The study’s ultimate objective is to examine potential alternatives for the weathered Dinky in accordance with the transit system’s future population demand and certain planned developments, including the expansion of the University’s campus. In addition to these considerations, emergent modes of transportation are constantly changing the way many people imagine travel.
According to NJ Transit, the avenues for alternative transportation currently under consideration include “a roadway with embedded rail that can support rail and rubber-tired transit vehicles; a stand-alone rail corridor with a parallel roadway for rubber-tired tram and/or bus service” and “a roadway with a guideway that could support a rubber-tired tram and buses.”
Another option, also outlined in the NJ Transit study’s plans, extends the possibility of the Dinky ultimately remaining a fixture of Princeton transit: “A no-build option that continues to use the existing Arrow III cars or similar rail vehicle.”
However, this latter possibility seems unlikely to some involved in the decision-making process because of the desire to implement transit technology that is more accessible and of higher quality than the current Dinky.

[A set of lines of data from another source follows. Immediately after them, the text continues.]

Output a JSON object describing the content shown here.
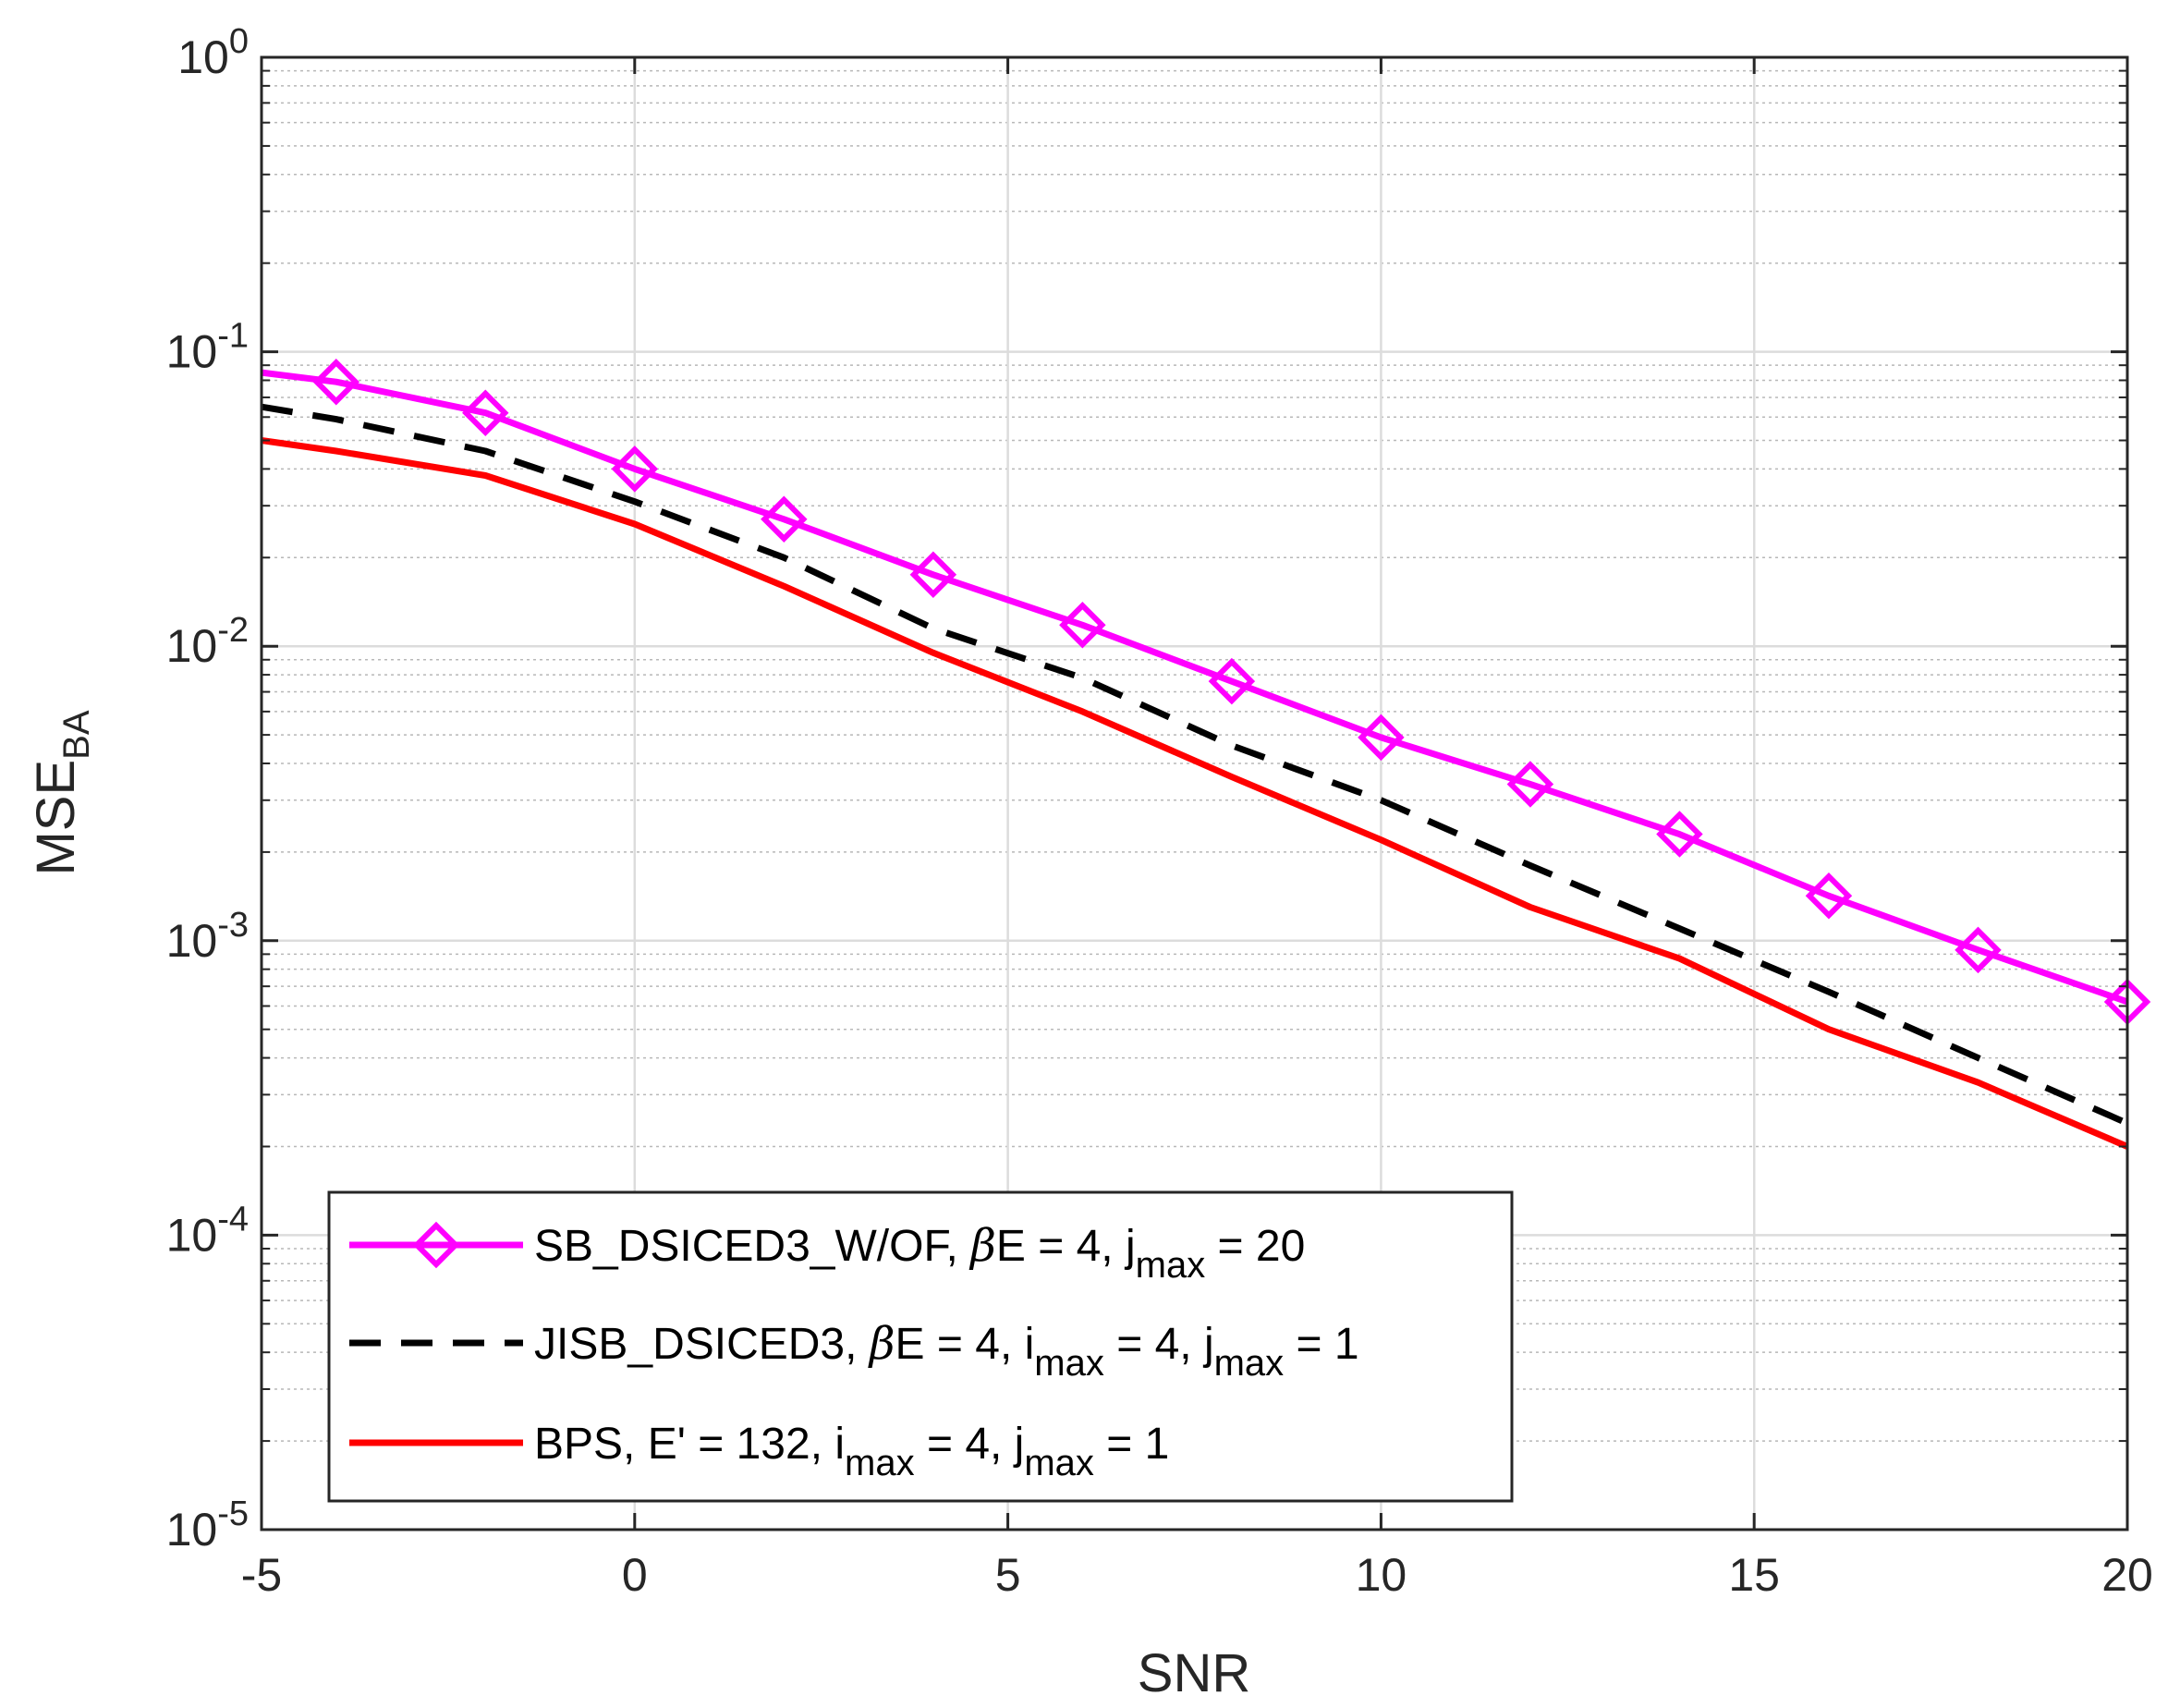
{
  "chart_data": {
    "type": "line",
    "title": "",
    "xlabel": "SNR",
    "ylabel": {
      "main": "MSE",
      "subscript": "BA"
    },
    "xlim": [
      -5,
      20
    ],
    "ylim": [
      1e-05,
      1
    ],
    "yscale": "log",
    "grid": true,
    "legend_position": "bottom-left",
    "x_ticks": [
      -5,
      0,
      5,
      10,
      15,
      20
    ],
    "x_tick_labels": [
      "-5",
      "0",
      "5",
      "10",
      "15",
      "20"
    ],
    "y_ticks": [
      {
        "value": 1,
        "base": "10",
        "exp": "0"
      },
      {
        "value": 0.1,
        "base": "10",
        "exp": "-1"
      },
      {
        "value": 0.01,
        "base": "10",
        "exp": "-2"
      },
      {
        "value": 0.001,
        "base": "10",
        "exp": "-3"
      },
      {
        "value": 0.0001,
        "base": "10",
        "exp": "-4"
      },
      {
        "value": 1e-05,
        "base": "10",
        "exp": "-5"
      }
    ],
    "series": [
      {
        "name": "SB_DSICED3_W/OF, βE = 4, jmax = 20",
        "color": "#ff00ff",
        "style": "solid",
        "marker": "diamond",
        "x": [
          -5,
          -4,
          -2,
          0,
          2,
          4,
          6,
          8,
          10,
          12,
          14,
          16,
          18,
          20
        ],
        "y": [
          0.085,
          0.079,
          0.062,
          0.04,
          0.027,
          0.0175,
          0.0118,
          0.0076,
          0.0049,
          0.0034,
          0.0023,
          0.00142,
          0.00093,
          0.00062
        ],
        "legend_parts": [
          {
            "t": "SB_DSICED3_W/OF, "
          },
          {
            "t": "β",
            "greek": true
          },
          {
            "t": "E = 4, j"
          },
          {
            "t": "max",
            "sub": true
          },
          {
            "t": " = 20"
          }
        ]
      },
      {
        "name": "JISB_DSICED3, βE = 4, imax = 4, jmax = 1",
        "color": "#000000",
        "style": "dashed",
        "marker": "none",
        "x": [
          -5,
          -4,
          -2,
          0,
          2,
          4,
          6,
          8,
          10,
          12,
          14,
          16,
          18,
          20
        ],
        "y": [
          0.065,
          0.059,
          0.046,
          0.031,
          0.02,
          0.0115,
          0.0078,
          0.0046,
          0.003,
          0.0018,
          0.0011,
          0.00067,
          0.0004,
          0.00024
        ],
        "legend_parts": [
          {
            "t": "JISB_DSICED3, "
          },
          {
            "t": "β",
            "greek": true
          },
          {
            "t": "E = 4, i"
          },
          {
            "t": "max",
            "sub": true
          },
          {
            "t": " = 4, j"
          },
          {
            "t": "max",
            "sub": true
          },
          {
            "t": " = 1"
          }
        ]
      },
      {
        "name": "BPS, E' = 132, imax = 4, jmax = 1",
        "color": "#ff0000",
        "style": "solid",
        "marker": "none",
        "x": [
          -5,
          -4,
          -2,
          0,
          2,
          4,
          6,
          8,
          10,
          12,
          14,
          16,
          18,
          20
        ],
        "y": [
          0.05,
          0.046,
          0.038,
          0.026,
          0.016,
          0.0095,
          0.006,
          0.0036,
          0.0022,
          0.0013,
          0.00087,
          0.0005,
          0.00033,
          0.0002
        ],
        "legend_parts": [
          {
            "t": "BPS, E' = 132, i"
          },
          {
            "t": "max",
            "sub": true
          },
          {
            "t": " = 4, j"
          },
          {
            "t": "max",
            "sub": true
          },
          {
            "t": " = 1"
          }
        ]
      }
    ]
  }
}
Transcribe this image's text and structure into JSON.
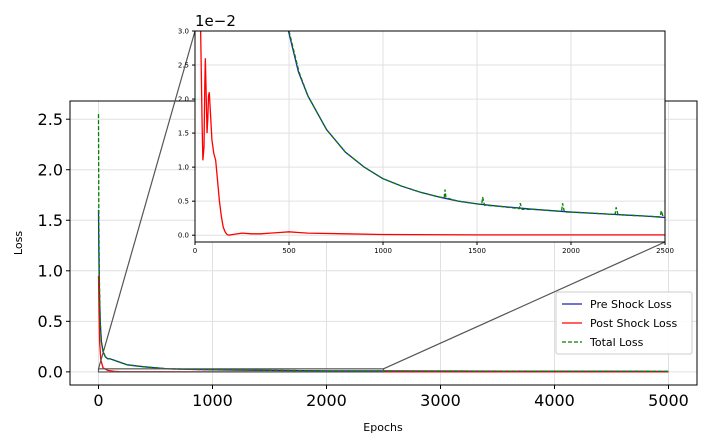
{
  "chart_data": [
    {
      "type": "line",
      "xlabel": "Epochs",
      "ylabel": "Loss",
      "xlim": [
        -250,
        5250
      ],
      "ylim": [
        -0.13,
        2.68
      ],
      "xticks": [
        "0",
        "1000",
        "2000",
        "3000",
        "4000",
        "5000"
      ],
      "yticks": [
        "0.0",
        "0.5",
        "1.0",
        "1.5",
        "2.0",
        "2.5"
      ],
      "grid": true,
      "legend_position": "lower-right",
      "series": [
        {
          "name": "Pre Shock Loss",
          "color": "#1f1fb4",
          "style": "solid",
          "points": [
            [
              0,
              1.6
            ],
            [
              3,
              1.2
            ],
            [
              8,
              0.8
            ],
            [
              15,
              0.5
            ],
            [
              25,
              0.3
            ],
            [
              40,
              0.2
            ],
            [
              60,
              0.15
            ],
            [
              80,
              0.13
            ],
            [
              100,
              0.13
            ],
            [
              150,
              0.11
            ],
            [
              250,
              0.07
            ],
            [
              400,
              0.05
            ],
            [
              600,
              0.03
            ],
            [
              1000,
              0.02
            ],
            [
              2000,
              0.01
            ],
            [
              3000,
              0.008
            ],
            [
              5000,
              0.005
            ]
          ]
        },
        {
          "name": "Post Shock Loss",
          "color": "#ff0000",
          "style": "solid",
          "points": [
            [
              0,
              0.95
            ],
            [
              5,
              0.6
            ],
            [
              10,
              0.3
            ],
            [
              20,
              0.12
            ],
            [
              40,
              0.04
            ],
            [
              80,
              0.015
            ],
            [
              150,
              0.004
            ],
            [
              200,
              0.0003
            ],
            [
              500,
              0.0005
            ],
            [
              1000,
              0.0002
            ],
            [
              5000,
              0.0001
            ]
          ]
        },
        {
          "name": "Total Loss",
          "color": "#008000",
          "style": "dashed",
          "points": [
            [
              0,
              2.55
            ],
            [
              3,
              1.5
            ],
            [
              8,
              0.9
            ],
            [
              15,
              0.5
            ],
            [
              25,
              0.3
            ],
            [
              40,
              0.2
            ],
            [
              60,
              0.15
            ],
            [
              80,
              0.13
            ],
            [
              100,
              0.13
            ],
            [
              150,
              0.11
            ],
            [
              250,
              0.07
            ],
            [
              400,
              0.05
            ],
            [
              600,
              0.03
            ],
            [
              1000,
              0.02
            ],
            [
              2000,
              0.01
            ],
            [
              3000,
              0.008
            ],
            [
              5000,
              0.005
            ]
          ]
        }
      ]
    },
    {
      "type": "line",
      "role": "inset-zoom",
      "scale_label": "1e−2",
      "xlim": [
        0,
        2500
      ],
      "ylim": [
        -0.1,
        3.0
      ],
      "xticks": [
        "0",
        "500",
        "1000",
        "1500",
        "2000",
        "2500"
      ],
      "yticks": [
        "0.0",
        "0.5",
        "1.0",
        "1.5",
        "2.0",
        "2.5",
        "3.0"
      ],
      "grid": true,
      "series": [
        {
          "name": "Pre Shock Loss",
          "color": "#1f1fb4",
          "style": "solid",
          "points": [
            [
              497,
              3.0
            ],
            [
              550,
              2.4
            ],
            [
              600,
              2.05
            ],
            [
              700,
              1.55
            ],
            [
              800,
              1.22
            ],
            [
              900,
              1.0
            ],
            [
              1000,
              0.83
            ],
            [
              1100,
              0.72
            ],
            [
              1200,
              0.63
            ],
            [
              1300,
              0.56
            ],
            [
              1400,
              0.5
            ],
            [
              1500,
              0.46
            ],
            [
              1600,
              0.43
            ],
            [
              1800,
              0.38
            ],
            [
              2000,
              0.34
            ],
            [
              2200,
              0.31
            ],
            [
              2400,
              0.28
            ],
            [
              2500,
              0.26
            ]
          ]
        },
        {
          "name": "Post Shock Loss",
          "color": "#ff0000",
          "style": "solid",
          "points": [
            [
              30,
              3.0
            ],
            [
              38,
              1.6
            ],
            [
              42,
              1.1
            ],
            [
              48,
              1.3
            ],
            [
              52,
              2.2
            ],
            [
              55,
              2.6
            ],
            [
              60,
              2.0
            ],
            [
              64,
              1.5
            ],
            [
              68,
              1.7
            ],
            [
              72,
              2.05
            ],
            [
              76,
              2.1
            ],
            [
              82,
              1.8
            ],
            [
              90,
              1.4
            ],
            [
              100,
              1.2
            ],
            [
              110,
              1.1
            ],
            [
              120,
              0.8
            ],
            [
              130,
              0.5
            ],
            [
              140,
              0.28
            ],
            [
              150,
              0.12
            ],
            [
              160,
              0.05
            ],
            [
              170,
              0.01
            ],
            [
              180,
              0.0
            ],
            [
              200,
              0.01
            ],
            [
              250,
              0.03
            ],
            [
              300,
              0.02
            ],
            [
              350,
              0.02
            ],
            [
              400,
              0.03
            ],
            [
              450,
              0.04
            ],
            [
              500,
              0.05
            ],
            [
              550,
              0.04
            ],
            [
              600,
              0.03
            ],
            [
              800,
              0.02
            ],
            [
              1000,
              0.01
            ],
            [
              1500,
              0.005
            ],
            [
              2000,
              0.005
            ],
            [
              2500,
              0.005
            ]
          ]
        },
        {
          "name": "Total Loss",
          "color": "#008000",
          "style": "dashed",
          "points": [
            [
              500,
              3.0
            ],
            [
              553,
              2.4
            ],
            [
              600,
              2.05
            ],
            [
              700,
              1.55
            ],
            [
              800,
              1.22
            ],
            [
              900,
              1.0
            ],
            [
              1000,
              0.83
            ],
            [
              1100,
              0.72
            ],
            [
              1200,
              0.63
            ],
            [
              1300,
              0.56
            ],
            [
              1325,
              0.55
            ],
            [
              1330,
              0.67
            ],
            [
              1335,
              0.55
            ],
            [
              1400,
              0.5
            ],
            [
              1500,
              0.46
            ],
            [
              1525,
              0.45
            ],
            [
              1530,
              0.56
            ],
            [
              1540,
              0.44
            ],
            [
              1600,
              0.43
            ],
            [
              1725,
              0.39
            ],
            [
              1730,
              0.47
            ],
            [
              1740,
              0.38
            ],
            [
              1800,
              0.38
            ],
            [
              1950,
              0.35
            ],
            [
              1955,
              0.47
            ],
            [
              1965,
              0.34
            ],
            [
              2000,
              0.34
            ],
            [
              2200,
              0.31
            ],
            [
              2235,
              0.31
            ],
            [
              2240,
              0.41
            ],
            [
              2250,
              0.3
            ],
            [
              2400,
              0.28
            ],
            [
              2475,
              0.27
            ],
            [
              2480,
              0.36
            ],
            [
              2490,
              0.27
            ],
            [
              2500,
              0.26
            ]
          ]
        }
      ]
    }
  ]
}
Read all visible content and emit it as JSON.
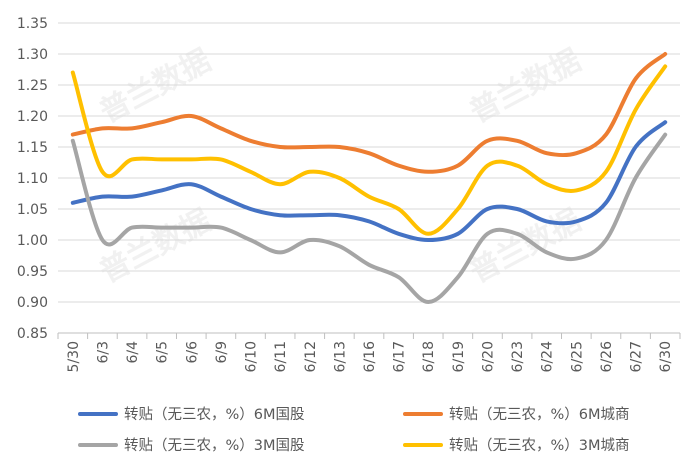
{
  "watermark_text": "普兰数据",
  "chart_data": {
    "type": "line",
    "title": "",
    "xlabel": "",
    "ylabel": "",
    "categories": [
      "5/30",
      "6/3",
      "6/4",
      "6/5",
      "6/6",
      "6/9",
      "6/10",
      "6/11",
      "6/12",
      "6/13",
      "6/16",
      "6/17",
      "6/18",
      "6/19",
      "6/20",
      "6/23",
      "6/24",
      "6/25",
      "6/26",
      "6/27",
      "6/30"
    ],
    "ylim": [
      0.85,
      1.35
    ],
    "yticks": [
      "1.35",
      "1.30",
      "1.25",
      "1.20",
      "1.15",
      "1.10",
      "1.05",
      "1.00",
      "0.95",
      "0.90",
      "0.85"
    ],
    "grid": true,
    "legend_position": "bottom",
    "series": [
      {
        "name": "转贴（无三农，%）6M国股",
        "color": "#4472c4",
        "values": [
          1.06,
          1.07,
          1.07,
          1.08,
          1.09,
          1.07,
          1.05,
          1.04,
          1.04,
          1.04,
          1.03,
          1.01,
          1.0,
          1.01,
          1.05,
          1.05,
          1.03,
          1.03,
          1.06,
          1.15,
          1.19
        ]
      },
      {
        "name": "转贴（无三农，%）6M城商",
        "color": "#ed7d31",
        "values": [
          1.17,
          1.18,
          1.18,
          1.19,
          1.2,
          1.18,
          1.16,
          1.15,
          1.15,
          1.15,
          1.14,
          1.12,
          1.11,
          1.12,
          1.16,
          1.16,
          1.14,
          1.14,
          1.17,
          1.26,
          1.3
        ]
      },
      {
        "name": "转贴（无三农，%）3M国股",
        "color": "#a5a5a5",
        "values": [
          1.16,
          1.0,
          1.02,
          1.02,
          1.02,
          1.02,
          1.0,
          0.98,
          1.0,
          0.99,
          0.96,
          0.94,
          0.9,
          0.94,
          1.01,
          1.01,
          0.98,
          0.97,
          1.0,
          1.1,
          1.17
        ]
      },
      {
        "name": "转贴（无三农，%）3M城商",
        "color": "#ffc000",
        "values": [
          1.27,
          1.11,
          1.13,
          1.13,
          1.13,
          1.13,
          1.11,
          1.09,
          1.11,
          1.1,
          1.07,
          1.05,
          1.01,
          1.05,
          1.12,
          1.12,
          1.09,
          1.08,
          1.11,
          1.21,
          1.28
        ]
      }
    ]
  }
}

Chair of the Princeton Transit Advisory Committee Nat Bottigheimer is optimistic about NJ Transit’s push toward updating the mode of transport along the Princeton Branch.
“NJ Transit has made clear that the current Dinky railcars need to be replaced by another type of railcar or transit service. Even if changes are only to the equipment, it can not help but be more contemporary in technology, since the Dinky railcars date back to 1978,” he wrote in an email to The Daily Princetonian.
Regardless of the study’s outcome, the alternative will seek to enhance the quality and frequency of transit along the Princeton Branch.
“Any future service that is more frequent; has more stops; is more accessible by walk and bike; is integrated with University and community transit systems; and better connects to downtown Princeton will be novel and an improvement, whether future transit vehicles have rubber tires, steel wheels, magnetic cushions, or something else,” Bottigheimer wrote.
Moreover, Bottigheimer notes that the University will play a crucial role in determining how successfully the transit system will function along the Princeton Branch and that its assets render it uniquely equipped to “not only meet its own sustainability objectives, but to support the sustainable transportation strategies of its neighbors.”
“If the University organizes future growth along the transitway, a high-frequency transit service that stops at key points will be a critical asset in helping Princeton University meet its greenhouse gas reduction goals; creating a walkable, bike-able, and sustainable island in the center of a car-oriented sea; and creating the kind of environment where strategic partnerships with private sector partners can flourish, because employees may want to live there,” Bottigheimer wrote.
Despite discussions concerning a forthcoming transit system in which the Dinky becomes relegated or removed as the primary mode of transport along the Princeton Branch corridor, groups like “Save the Princeton Dinky” have consistently sought to ensure the long-term preservation of the Dinky. In recent years, the group has organized against efforts to retire the Dinky and have spearheaded Change.org petitions to accrue support for maintaining it in the face of other transit proposals.
For now, the local community must wait in anticipation of the NJ Transit study’s final verdict on the Dinky’s role in the Princeton transit system.